ONCE UPON A TIME, almost every offering from Disney kicked off with a  “once upon a time” kind of theme. After all, Disney was a fairly prudish, conservative corporation tasked with entertaining America’s children while being centered around family values. You know, like orphaning their main characters by killing off their moms. Just ask Ariel, Bambi, Mowgli, Cinderella, Tod from The Fox and the Hound, and countless others poor souls. Something happened in 1984 with the mermaid flick Splash, though, that changed how Disney went about doing business in the years and decades to come.

The Walt Disney Company is now the mother — and we’re pretty sure that no one’s going to be killing this one off anytime soon  — of entertainment corporations.

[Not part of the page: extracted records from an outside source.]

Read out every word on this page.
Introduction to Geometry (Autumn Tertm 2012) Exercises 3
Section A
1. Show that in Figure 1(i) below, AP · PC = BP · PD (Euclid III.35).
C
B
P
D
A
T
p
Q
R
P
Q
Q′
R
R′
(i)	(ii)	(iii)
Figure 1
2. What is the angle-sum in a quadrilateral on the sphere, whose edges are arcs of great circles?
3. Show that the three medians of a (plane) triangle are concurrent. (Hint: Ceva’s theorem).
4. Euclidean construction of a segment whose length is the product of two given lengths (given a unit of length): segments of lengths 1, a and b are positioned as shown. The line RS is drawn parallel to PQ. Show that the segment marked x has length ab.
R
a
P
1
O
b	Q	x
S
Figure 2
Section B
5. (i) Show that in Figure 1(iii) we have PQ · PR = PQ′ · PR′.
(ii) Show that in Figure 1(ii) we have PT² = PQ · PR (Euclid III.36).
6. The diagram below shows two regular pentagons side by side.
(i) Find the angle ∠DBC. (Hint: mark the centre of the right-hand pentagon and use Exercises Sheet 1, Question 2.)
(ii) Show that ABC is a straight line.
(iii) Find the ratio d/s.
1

Apart from the Disney brand itself, the company owns Pixar Animation Studios, Marvel Entertainment, Lucasfilm (the studio behind the Star Wars franchise), the ABC Television Networks, as well as substantial chunks of the A+E Networks and Vice Media. This means it owns and oversees a ton of different and diverse content, oftentimes very controversial and aimed at primarily-adult audiences. But when Splash, a romantic comedy that launched the careers of Darryl Hannah and a young Tom Hanks, first came out, the fact that the film included swear words and — albeit brief — nudity was pretty revolutionary for Disney. It ended up garnering the film studio, and Touchstone Films (Disney’s non G-rated distribution label), a scandalous PG-rating. Quick, hide the kids!

The massive box office success of Splash really got the ball rolling for the “new” Disney, helping revitalize the company’s image, as well as allowing the studio to make and market films for larger audience that weren’t strictly comprised of stories revolving  children and their parents.

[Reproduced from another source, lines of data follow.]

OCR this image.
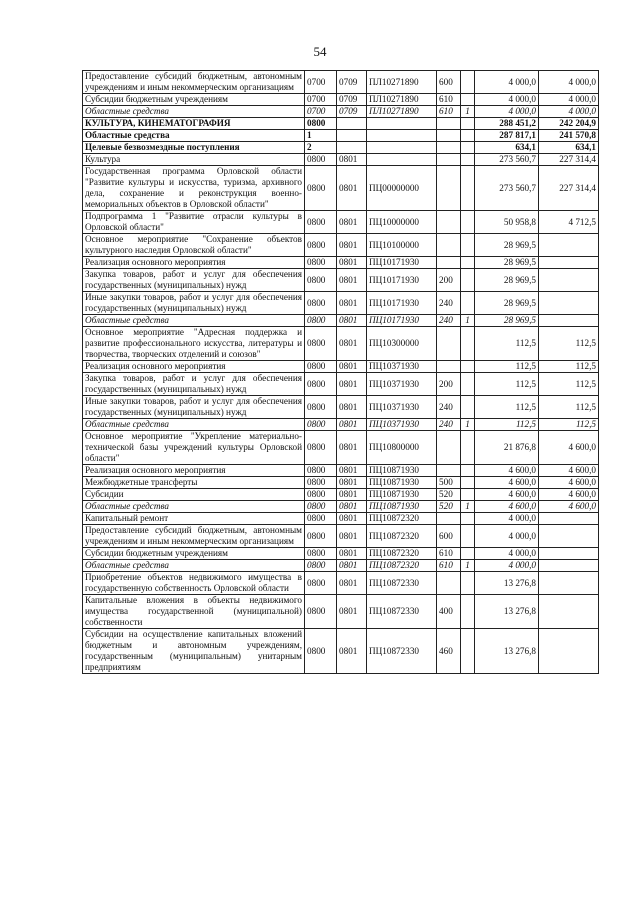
54
Предоставление субсидий бюджетным, автономным учреждениям и иным некоммерческим организациям	0700	0709	ПЛ10271890	600		4 000,0	4 000,0
Субсидии бюджетным учреждениям	0700	0709	ПЛ10271890	610		4 000,0	4 000,0
Областные средства	0700	0709	ПЛ10271890	610	1	4 000,0	4 000,0
КУЛЬТУРА, КИНЕМАТОГРАФИЯ	0800					288 451,2	242 204,9
Областные средства	1					287 817,1	241 570,8
Целевые безвозмездные поступления	2					634,1	634,1
Культура	0800	0801				273 560,7	227 314,4
Государственная программа Орловской области "Развитие культуры и искусства, туризма, архивного дела, сохранение и реконструкция военно-мемориальных объектов в Орловской области"	0800	0801	ПЦ00000000			273 560,7	227 314,4
Подпрограмма 1 "Развитие отрасли культуры в Орловской области"	0800	0801	ПЦ10000000			50 958,8	4 712,5
Основное мероприятие "Сохранение объектов культурного наследия Орловской области"	0800	0801	ПЦ10100000			28 969,5	
Реализация основного мероприятия	0800	0801	ПЦ10171930			28 969,5	
Закупка товаров, работ и услуг для обеспечения государственных (муниципальных) нужд	0800	0801	ПЦ10171930	200		28 969,5	
Иные закупки товаров, работ и услуг для обеспечения государственных (муниципальных) нужд	0800	0801	ПЦ10171930	240		28 969,5	
Областные средства	0800	0801	ПЦ10171930	240	1	28 969,5	
Основное мероприятие "Адресная поддержка и развитие профессионального искусства, литературы и творчества, творческих отделений и союзов"	0800	0801	ПЦ10300000			112,5	112,5
Реализация основного мероприятия	0800	0801	ПЦ10371930			112,5	112,5
Закупка товаров, работ и услуг для обеспечения государственных (муниципальных) нужд	0800	0801	ПЦ10371930	200		112,5	112,5
Иные закупки товаров, работ и услуг для обеспечения государственных (муниципальных) нужд	0800	0801	ПЦ10371930	240		112,5	112,5
Областные средства	0800	0801	ПЦ10371930	240	1	112,5	112,5
Основное мероприятие "Укрепление материально-технической базы учреждений культуры Орловской области"	0800	0801	ПЦ10800000			21 876,8	4 600,0
Реализация основного мероприятия	0800	0801	ПЦ10871930			4 600,0	4 600,0
Межбюджетные трансферты	0800	0801	ПЦ10871930	500		4 600,0	4 600,0
Субсидии	0800	0801	ПЦ10871930	520		4 600,0	4 600,0
Областные средства	0800	0801	ПЦ10871930	520	1	4 600,0	4 600,0
Капитальный ремонт	0800	0801	ПЦ10872320			4 000,0	
Предоставление субсидий бюджетным, автономным учреждениям и иным некоммерческим организациям	0800	0801	ПЦ10872320	600		4 000,0	
Субсидии бюджетным учреждениям	0800	0801	ПЦ10872320	610		4 000,0	
Областные средства	0800	0801	ПЦ10872320	610	1	4 000,0	
Приобретение объектов недвижимого имущества в государственную собственность Орловской области	0800	0801	ПЦ10872330			13 276,8	
Капитальные вложения в объекты недвижимого имущества государственной (муниципальной) собственности	0800	0801	ПЦ10872330	400		13 276,8	
Субсидии на осуществление капитальных вложений бюджетным и автономным учреждениям, государственным (муниципальным) унитарным предприятиям	0800	0801	ПЦ10872330	460		13 276,8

Even more interesting, perhaps, was how Darryl Hannah’s Madison (the character gave herself a human name after spotting a Madison Avenue street sign in Manhattan) became the real hero of the story. She was by no means a helpless damsel in distress. These days, with Disney characters and princesses like Merida (from the film Brave), Mulan and Frozen’s Elsa, there’s plenty of emancipated girl power to go around — but coming out of the decades prior to the 1980s, Disney generally clung to more traditional fairytale motifs, even well into the 2000s. Splash’s extremely capable Madison was a breath of fresh air — and of course, strategically placed hair (it’s still Disney, after all).

In the film, Madison saves Hank’s character Allen from drowning when he was a child, and then again when he’s an adult. After a series of adventures in New York, where Allen and Madison learn to trust and help one another — and of course spend a lot of time thwarting the nefarious plans of government bad guys — she saves him yet again by offering him a new life in her aquatic kingdom.

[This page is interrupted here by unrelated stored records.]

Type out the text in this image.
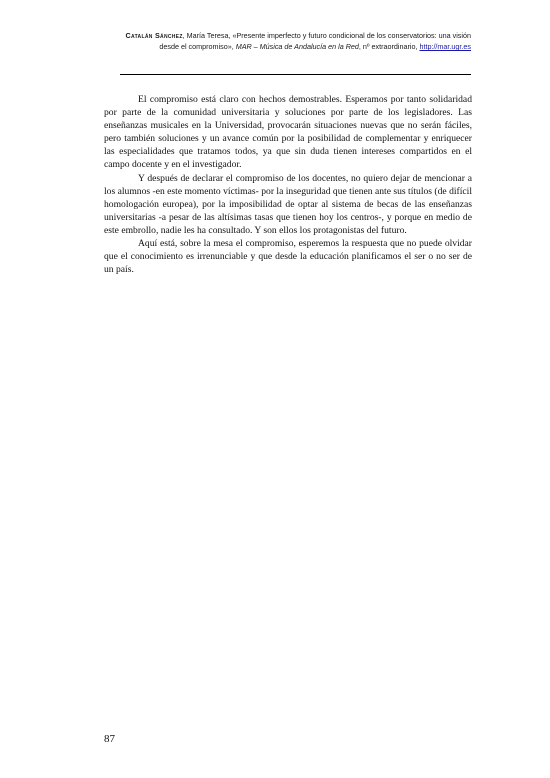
Catalán Sánchez, María Teresa, «Presente imperfecto y futuro condicional de los conservatorios: una visión desde el compromiso», MAR – Música de Andalucía en la Red, nº extraordinario, http://mar.ugr.es

El compromiso está claro con hechos demostrables. Esperamos por tanto solidaridad por parte de la comunidad universitaria y soluciones por parte de los legisladores. Las enseñanzas musicales en la Universidad, provocarán situaciones nuevas que no serán fáciles, pero también soluciones y un avance común por la posibilidad de complementar y enriquecer las especialidades que tratamos todos, ya que sin duda tienen intereses compartidos en el campo docente y en el investigador.

Y después de declarar el compromiso de los docentes, no quiero dejar de mencionar a los alumnos -en este momento víctimas- por la inseguridad que tienen ante sus títulos (de difícil homologación europea), por la imposibilidad de optar al sistema de becas de las enseñanzas universitarias -a pesar de las altísimas tasas que tienen hoy los centros-, y porque en medio de este embrollo, nadie les ha consultado. Y son ellos los protagonistas del futuro.

Aquí está, sobre la mesa el compromiso, esperemos la respuesta que no puede olvidar que el conocimiento es irrenunciable y que desde la educación planificamos el ser o no ser de un país.

87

If you plan on re-watching (or watching for the first time) the film now, you’ll need to immerse yourself in the very strong 1980s vibe, which naturally differs from the sociopolitical climate of today. Even so, Hannah’s performance as Madison is a joy to behold; she expertly displays her character’s fierce raw heroism, intelligence, pleasure, and wonder when diving into new experiences of the human world — lots of those, incidentally, as she’s literally a fish out of water.

If, for some reason, you decide Spalsh isn’t your cup of tea (’80s culture isn’t for everyone), you’ll get another crack at the story fairly soon. Hollywood is planning a Splash remake — except this time the mermaid will be a merman, played by Channing Tatum. Not sure how that will work out — it could be good, but it could easily end up being horrible. Let’s just hope nothing too fishy happens to the legacy of the beloved original.